Yesterday the High Court upheld the constitutional validity of provisions of the Migration Act which concerned the power of the Minister to designate a country as a regional processing country. The decision also confirmed the validity of two particular decisions that had been made pursuant to the provisions the subject of the challenge (Plaintiff S156/2013 v Minister for Immigration and Border Protection [2014] HCA 22). The Court's decision was unanimous.

The case is of interest to all Commonwealth decision-makers as it is a clear statement of the Court's approach to the issue of relevant considerations, and a helpful reminder of the Court's reticence to interfere with a legislative provision which has an immediate operation within a field assigned to the Commonwealth as a subject of legislative power.

Background

The provisions in issue in Plaintiff S156 were included in amendments to the Migration Act made following the High Court's 2011 decision in Plaintiff M70. In Plaintiff M70 the High Court found that the Minister's declaration of Malaysia (pursuant to the Act as it then existed) as a country to which asylum seekers could be taken for processing was not valid. The Court's finding was essentially that, in the light of the Act as it existed at the time, the Minister could not validly declare a country as a country to which asylum seekers can be taken for processing unless that country, as a matter of fact, satisfied particular criteria (which criteria essentially related to the protection of people granted refugee status).

Following the decision in Plaintiff M70, changes were made to the Migration Act which allowed the Minister to designate a country as a regional processing country. The only express condition in the relevant section for the exercise of the power was that "the Minister thinks that it is in the national interest to designate the country to be a regional processing country". The Act expressly provided that the designation of a country to be a regional processing country need not be determined by reference to the international obligations or domestic law of the country to be designated.

Pursuant to these new provisions, the Minister designated PNG to be a regional processing country

The challenge

Plaintiff S156/2013 was an unauthorised maritime arrival who had been removed to Manus Island. He challenged his removal on two grounds:

  • the Commonwealth did not have the power under the Constitution to amend the Act to create the regional processing scheme; and
  • the decision to designate PNG as a regional processing country was invalid as the Minister had failed to have regard to mandatory relevant considerations.

Constitutional validity and proportionality

The plaintiff accepted that the Commonwealth had the legislative power to create laws to remove unlawful non-citizens from Australia, pursuant to the aliens power in section 51(xix). The two sections in the Migration Act that he challenged, sections 198AB and 198AD, both operated to effect the removal of aliens from Australia.

However, the plaintiff contended that it was simply not enough that a law had an immediate operation within a field assigned to the Commonwealth as a subject of legislative power. The plaintiff contended that, to be constitutional, the law must also satisfy another test, one of proportionality. The plaintiff said that an assessment of proportionality may inform the issue of whether a sufficient connection existed between a law and a legislative head of power. In this case the plaintiff said the "scheme" went significantly further than merely regulating the entry of aliens to, or providing for their removal from, Australia.

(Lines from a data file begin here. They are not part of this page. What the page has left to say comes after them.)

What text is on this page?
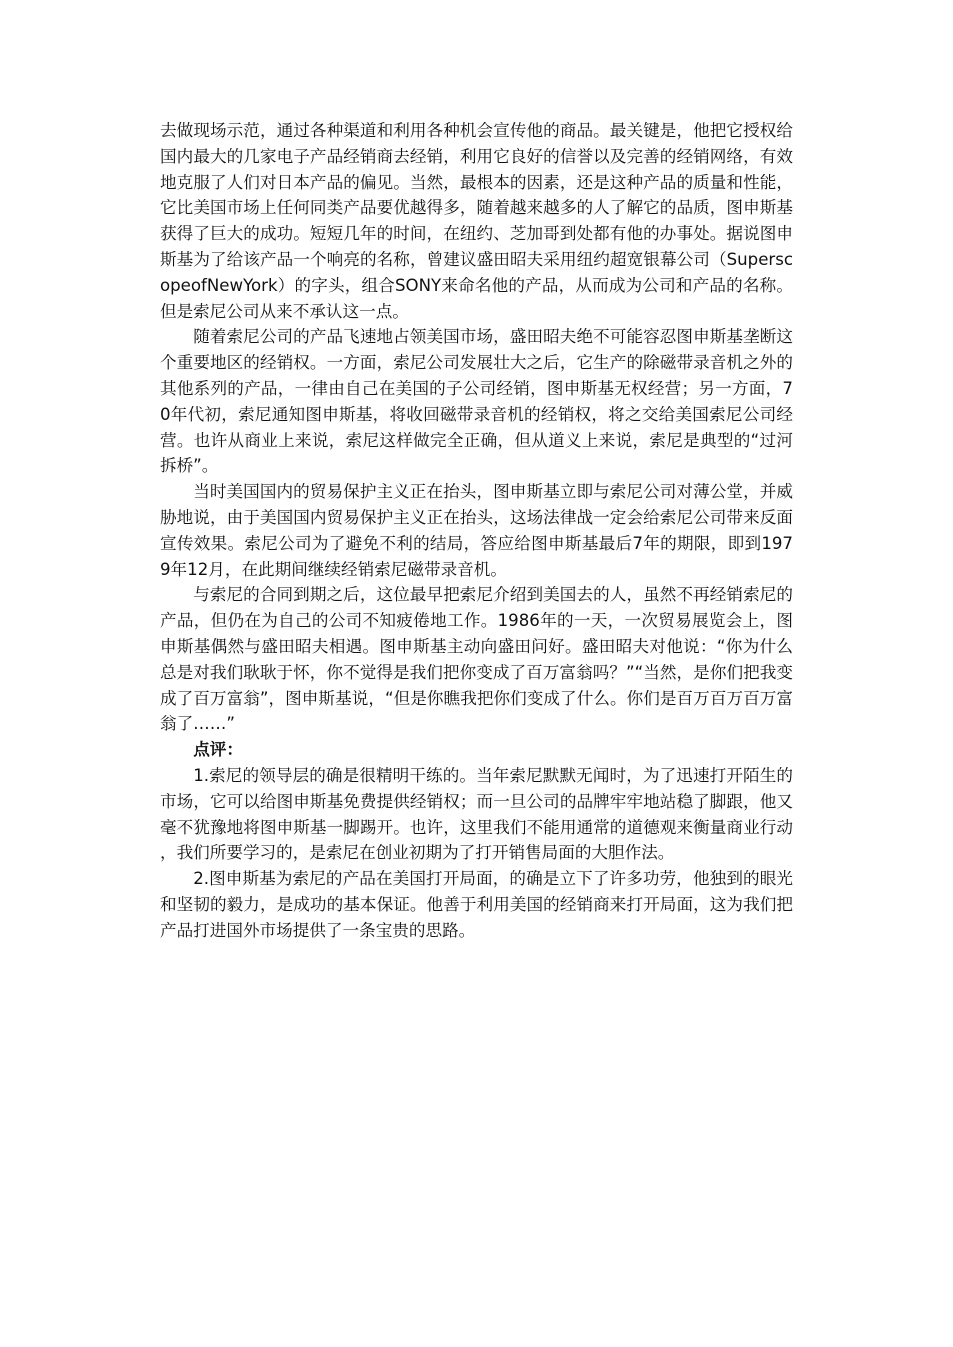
去做现场示范，通过各种渠道和利用各种机会宣传他的商品。最关键是，他把它授权给国内最大的几家电子产品经销商去经销，利用它良好的信誉以及完善的经销网络，有效地克服了人们对日本产品的偏见。当然，最根本的因素，还是这种产品的质量和性能，它比美国市场上任何同类产品要优越得多，随着越来越多的人了解它的品质，图申斯基获得了巨大的成功。短短几年的时间，在纽约、芝加哥到处都有他的办事处。据说图申斯基为了给该产品一个响亮的名称，曾建议盛田昭夫采用纽约超宽银幕公司（SuperscopeofNewYork）的字头，组合SONY来命名他的产品，从而成为公司和产品的名称。但是索尼公司从来不承认这一点。

随着索尼公司的产品飞速地占领美国市场，盛田昭夫绝不可能容忍图申斯基垄断这个重要地区的经销权。一方面，索尼公司发展壮大之后，它生产的除磁带录音机之外的其他系列的产品，一律由自己在美国的子公司经销，图申斯基无权经营；另一方面，70年代初，索尼通知图申斯基，将收回磁带录音机的经销权，将之交给美国索尼公司经营。也许从商业上来说，索尼这样做完全正确，但从道义上来说，索尼是典型的“过河拆桥”。

当时美国国内的贸易保护主义正在抬头，图申斯基立即与索尼公司对薄公堂，并威胁地说，由于美国国内贸易保护主义正在抬头，这场法律战一定会给索尼公司带来反面宣传效果。索尼公司为了避免不利的结局，答应给图申斯基最后7年的期限，即到1979年12月，在此期间继续经销索尼磁带录音机。

与索尼的合同到期之后，这位最早把索尼介绍到美国去的人，虽然不再经销索尼的产品，但仍在为自己的公司不知疲倦地工作。1986年的一天，一次贸易展览会上，图申斯基偶然与盛田昭夫相遇。图申斯基主动向盛田问好。盛田昭夫对他说：“你为什么总是对我们耿耿于怀，你不觉得是我们把你变成了百万富翁吗？”“当然，是你们把我变成了百万富翁”，图申斯基说，“但是你瞧我把你们变成了什么。你们是百万百万百万富翁了……”

点评：

1.索尼的领导层的确是很精明干练的。当年索尼默默无闻时，为了迅速打开陌生的市场，它可以给图申斯基免费提供经销权；而一旦公司的品牌牢牢地站稳了脚跟，他又毫不犹豫地将图申斯基一脚踢开。也许，这里我们不能用通常的道德观来衡量商业行动，我们所要学习的，是索尼在创业初期为了打开销售局面的大胆作法。

2.图申斯基为索尼的产品在美国打开局面，的确是立下了许多功劳，他独到的眼光和坚韧的毅力，是成功的基本保证。他善于利用美国的经销商来打开局面，这为我们把产品打进国外市场提供了一条宝贵的思路。
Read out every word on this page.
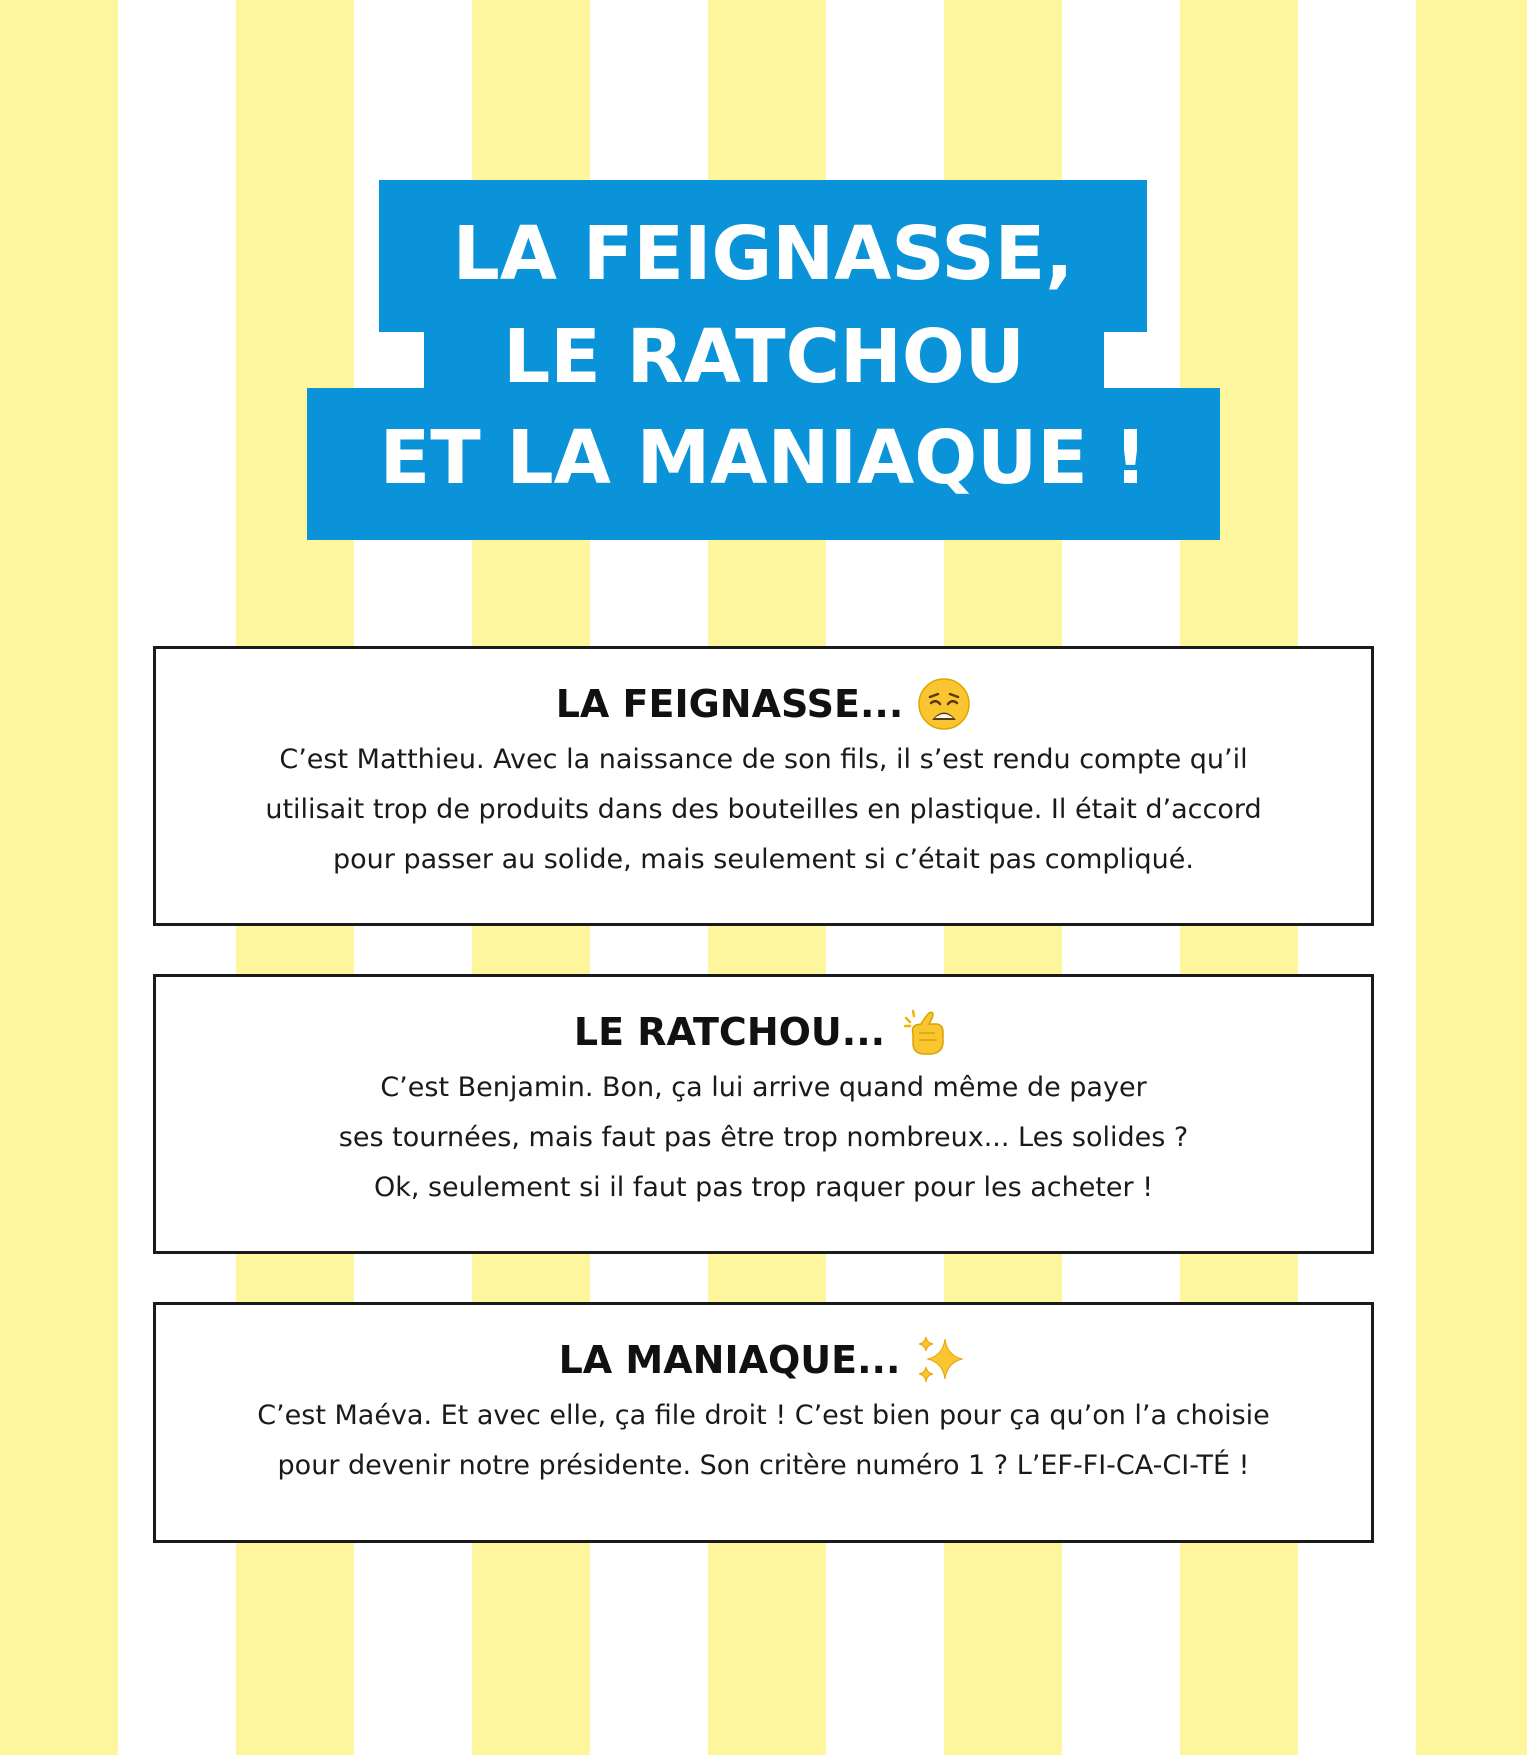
LA FEIGNASSE,
ET LA MANIAQUE !
LE RATCHOU
LA FEIGNASSE...

C’est Matthieu. Avec la naissance de son fils, il s’est rendu compte qu’il

utilisait trop de produits dans des bouteilles en plastique. Il était d’accord

pour passer au solide, mais seulement si c’était pas compliqué.

LE RATCHOU...

C’est Benjamin. Bon, ça lui arrive quand même de payer

ses tournées, mais faut pas être trop nombreux... Les solides ?

Ok, seulement si il faut pas trop raquer pour les acheter !

LA MANIAQUE...

C’est Maéva. Et avec elle, ça file droit ! C’est bien pour ça qu’on l’a choisie

pour devenir notre présidente. Son critère numéro 1 ? L’EF-FI-CA-CI-TÉ !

The High Court rejected this argument. It found that even if the scheme was disproportionate to the ends of deterring unauthorised maritime arrival because of the uncertainty with subsequent processing of any refugee claims, the sections in issue say nothing about this. They only deal with the power to remove certain persons from Australia. Likewise, the Administrative Arrangements, which the plaintiff also claimed were disproportionate, are not part of the sections, and were not relevant to the issue of the connection of those provisions with the head of power. In short, the Court found that "the character of those provisions and their connection to a head of power are determined by reference to their terms, operation and effect".

What were the relevant considerations for the decision-maker?

The relevant legislative provision in issue allowed the Minister to designate a place as a "regional processing country" if "the Minister thinks that it is in the national interest to designate the country to be a regional processing country". The provision also provided that in considering the national interest the Minister must have regard to whether a particular county had given assurances to Australia on a range of issues (which the Minister did on this occasion) and may have regard to any other issue which in the opinion of the Minister, relates to the national interest.

Plaintiff S156/2013 argued however that there were a number of additional matters which were mandatory relevant considerations in relation to the Minister's decision to designate PNG as a regional processing country which were not taken into account and that therefore, the decision to designate PNG was invalid. In particular, the plaintiff contended that Australia's international law obligations, the need to consult the UNHCR, PNG's international obligations and domestic law and its capacity to implement its obligations were all matters that should have been taken into account by the Minister in his decision-making.

Significantly, the High Court stated that what is in the national interest is largely a "political question" and pointed out that "the fundamental difficulty with the plaintiff's argument is that there is no mandatory condition for the exercise of the power of designation under section 198AB apart from the formation by the Minister of an opinion that it is in the national interest to do so." The Court confirmed the longstanding principle that when a statute confers a discretion which is unconfined, the factors which may be taken into account are similarly unconfined. It concluded that there was nothing in the text or scope of the relevant subdivision that supported the implication of the further conditions contended for by the plaintiff.